As of right now, I will see my “10th” birthday in early 2008. It'll be in March. But the birthing pains were far before the day I bought “a black lace bra and a cheap pair
of blue nylon panties.” I am seriously looking more at 1995 as when I really started to emerge, and may yet change the date on that 1998 start. 1995 was the year
I first started trying things on in secret. (Not that I hadn't before, mind you. I could make an argument for 1983 and a pair of green tights. 1995 is just the year I really
started looking at this with any real perception, if not any real knowledge.) One might argue for 2003, when I started hormones. Or even this year (2006), when I
bought the “girls” after my bra fittings.

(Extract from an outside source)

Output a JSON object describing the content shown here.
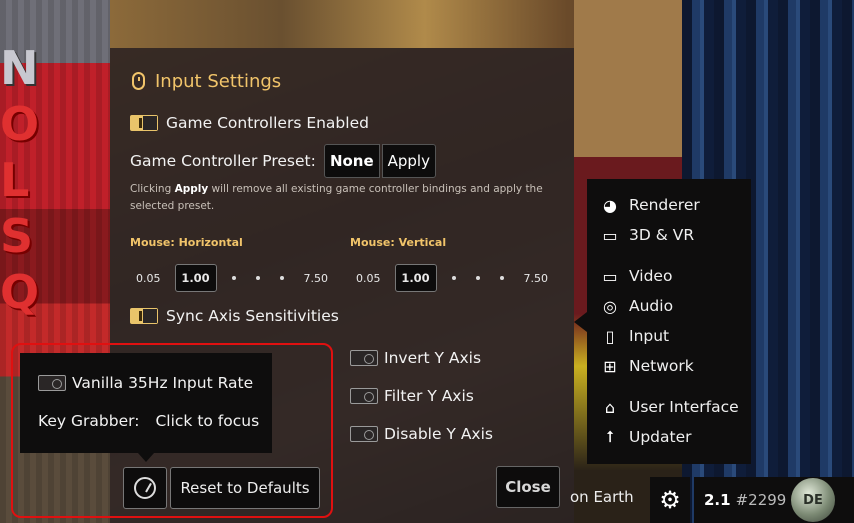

However, my willing journey-that point where I decided to really examine this, in fits and spurts-could really be said to start about 1995. That means, as of this writing,
I've had 11 years to grow. 11 years to decide who I was, what I was, and how I really wanted to live. 11 years is 26% of my life. Even if I were to take the 1998 date,
that would still be 20%. The thought of that (to me, at least) is a little staggering. At least a fifth to a quarter of my life has been spent actively, knowingly, and gladly
on this journey towards becoming a woman, and thus in becoming the woman I am right now. That's a fair chunk of time, loves. And I am sure that many of you have
far more time, and many of you have far less time on this same journey.

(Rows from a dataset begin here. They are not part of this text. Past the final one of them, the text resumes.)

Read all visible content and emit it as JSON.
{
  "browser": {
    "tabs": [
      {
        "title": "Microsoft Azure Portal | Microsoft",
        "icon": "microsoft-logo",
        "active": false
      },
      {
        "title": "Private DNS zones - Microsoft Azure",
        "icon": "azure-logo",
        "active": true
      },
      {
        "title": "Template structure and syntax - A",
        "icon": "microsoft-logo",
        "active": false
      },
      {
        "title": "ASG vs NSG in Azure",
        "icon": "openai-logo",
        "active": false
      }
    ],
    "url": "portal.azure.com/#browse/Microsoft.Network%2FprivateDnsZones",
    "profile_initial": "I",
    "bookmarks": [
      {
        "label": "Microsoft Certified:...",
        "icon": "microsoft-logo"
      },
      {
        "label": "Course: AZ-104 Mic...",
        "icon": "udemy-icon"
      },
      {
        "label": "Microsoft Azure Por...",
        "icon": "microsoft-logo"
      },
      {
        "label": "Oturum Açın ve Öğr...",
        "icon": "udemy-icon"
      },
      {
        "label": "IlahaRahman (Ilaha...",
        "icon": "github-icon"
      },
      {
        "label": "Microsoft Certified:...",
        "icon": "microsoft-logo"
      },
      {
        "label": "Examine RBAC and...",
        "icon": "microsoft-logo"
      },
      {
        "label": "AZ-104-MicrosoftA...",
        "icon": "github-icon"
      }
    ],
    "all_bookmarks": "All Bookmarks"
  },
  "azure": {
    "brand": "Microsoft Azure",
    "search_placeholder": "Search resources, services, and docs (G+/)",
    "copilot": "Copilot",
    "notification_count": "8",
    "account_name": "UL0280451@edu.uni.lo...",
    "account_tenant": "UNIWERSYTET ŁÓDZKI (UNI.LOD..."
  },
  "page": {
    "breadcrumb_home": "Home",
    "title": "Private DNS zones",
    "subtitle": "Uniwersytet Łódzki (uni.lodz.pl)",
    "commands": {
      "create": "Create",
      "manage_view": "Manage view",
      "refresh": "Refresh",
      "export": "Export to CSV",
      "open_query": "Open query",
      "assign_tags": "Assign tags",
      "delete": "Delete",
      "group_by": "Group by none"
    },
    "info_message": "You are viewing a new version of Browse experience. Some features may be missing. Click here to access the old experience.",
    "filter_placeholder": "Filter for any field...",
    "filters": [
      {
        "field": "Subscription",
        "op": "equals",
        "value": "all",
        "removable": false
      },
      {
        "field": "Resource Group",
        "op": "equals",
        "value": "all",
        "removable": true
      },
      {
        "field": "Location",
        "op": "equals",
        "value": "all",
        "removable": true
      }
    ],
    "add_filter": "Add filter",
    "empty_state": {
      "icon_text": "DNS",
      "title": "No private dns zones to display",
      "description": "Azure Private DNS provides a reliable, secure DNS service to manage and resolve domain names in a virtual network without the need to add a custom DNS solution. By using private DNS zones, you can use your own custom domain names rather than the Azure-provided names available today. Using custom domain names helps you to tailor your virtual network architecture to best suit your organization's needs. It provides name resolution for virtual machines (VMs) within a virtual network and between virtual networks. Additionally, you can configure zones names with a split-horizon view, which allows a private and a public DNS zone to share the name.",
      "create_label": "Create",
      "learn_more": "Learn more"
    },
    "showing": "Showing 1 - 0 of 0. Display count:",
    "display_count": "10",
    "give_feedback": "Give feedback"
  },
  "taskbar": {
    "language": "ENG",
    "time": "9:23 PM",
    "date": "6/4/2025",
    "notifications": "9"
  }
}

One could argue that I've been three women. I'd have to disagree with that. Sure, I was Ami Mizuno, then Jayne Sakura, and finally became Minako Sakura. But
really, I've been just the one woman, trying to figure out who I really was-and thus, “what I wanted to be when I grew up.” (In some ways, it sucks to have to redo
puberty again. At least this time, I can get some things right, hopefully.) I decided I wanted to be an authoress. With everything I've written on this website, and
four e-books published (and more to come, I am sure), I am well on my way there, too.

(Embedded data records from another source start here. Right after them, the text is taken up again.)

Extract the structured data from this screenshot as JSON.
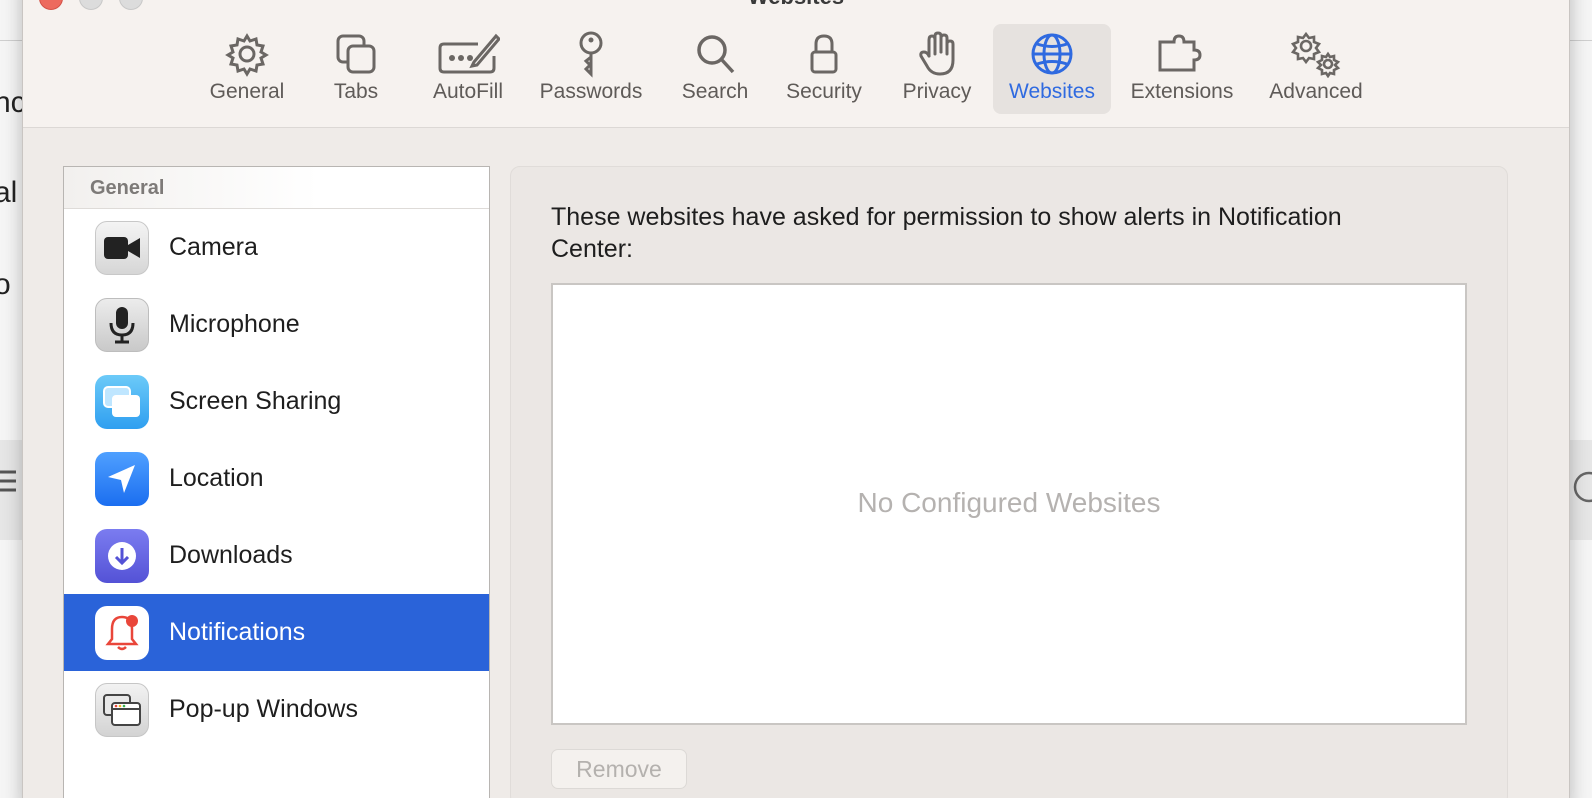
{
  "background": {
    "fragments": [
      "nc",
      "al",
      "o"
    ]
  },
  "window": {
    "title": "Websites"
  },
  "toolbar": {
    "tabs": [
      {
        "label": "General",
        "icon": "gear-icon"
      },
      {
        "label": "Tabs",
        "icon": "tabs-icon"
      },
      {
        "label": "AutoFill",
        "icon": "autofill-icon"
      },
      {
        "label": "Passwords",
        "icon": "key-icon"
      },
      {
        "label": "Search",
        "icon": "search-icon"
      },
      {
        "label": "Security",
        "icon": "lock-icon"
      },
      {
        "label": "Privacy",
        "icon": "hand-icon"
      },
      {
        "label": "Websites",
        "icon": "globe-icon",
        "active": true
      },
      {
        "label": "Extensions",
        "icon": "puzzle-icon"
      },
      {
        "label": "Advanced",
        "icon": "gears-icon"
      }
    ],
    "accent_color": "#2f6ae0"
  },
  "sidebar": {
    "header": "General",
    "items": [
      {
        "label": "Camera",
        "icon": "camera-icon"
      },
      {
        "label": "Microphone",
        "icon": "microphone-icon"
      },
      {
        "label": "Screen Sharing",
        "icon": "screen-sharing-icon"
      },
      {
        "label": "Location",
        "icon": "location-icon"
      },
      {
        "label": "Downloads",
        "icon": "downloads-icon"
      },
      {
        "label": "Notifications",
        "icon": "notifications-icon",
        "selected": true
      },
      {
        "label": "Pop-up Windows",
        "icon": "popup-windows-icon"
      }
    ],
    "selected_color": "#2a63d9"
  },
  "content": {
    "description": "These websites have asked for permission to show alerts in Notification Center:",
    "empty_state": "No Configured Websites",
    "remove_label": "Remove"
  }
}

The important thing-and I don't really want you to lose this here-is that, regardless of what year and when in that year I finally really got “started” on this journey, be
it 1995, 1998, 1999, 1979, 1983, 1975, or 1970 (and yes, claims can be made for just about all of those years!) is that I have taken this as a journey…not as a
destination!!! Oh, sure…some of the signposts were not too clear, and there were times when it more a dirt path than the six-lane Interstate it seems to be now.
There have been bumps and potholes on the road-I've had three decent sized purges in a seven year span, for example-and I am certain that there are plenty more
of those where they came from.

If all it took to become a woman was clothing, makeup, and accessories-or even the addition of hormones-I would have been a woman some time ago. Obviously,
this goes way past that, to actually living in femme mode. I do that, some 87.5%+/- of my time now. I am happy being the woman I am, but also know I have a long
way to go.

They say that “Getting there is half the fun.” (Yes, I still want to know who “they” are.) I suppose that depends on where “there” is. In this case, “there” is full blown,
total, 24/7/365 days a year womanhood. I'm not there yet. I know that I have not yet reached my destination. I doubt highly many of you have reached yours, either.
I'm closer now than I was seven years ago, but not as close as I'll be tomorrow. Tomorrow I'll be that much closer, and next week I'll be even closer, and six months
from now, I should be even closer.

But on this journey, I have learned a lot about myself, and who I am, and why I am the way I am. That's important, because it explains, colors, and in some cases,
allows me to be that person.

And that's what makes this a journey…because, really, it's been a journey of discovery.

So…where are you on this journey? And, do you care to join me?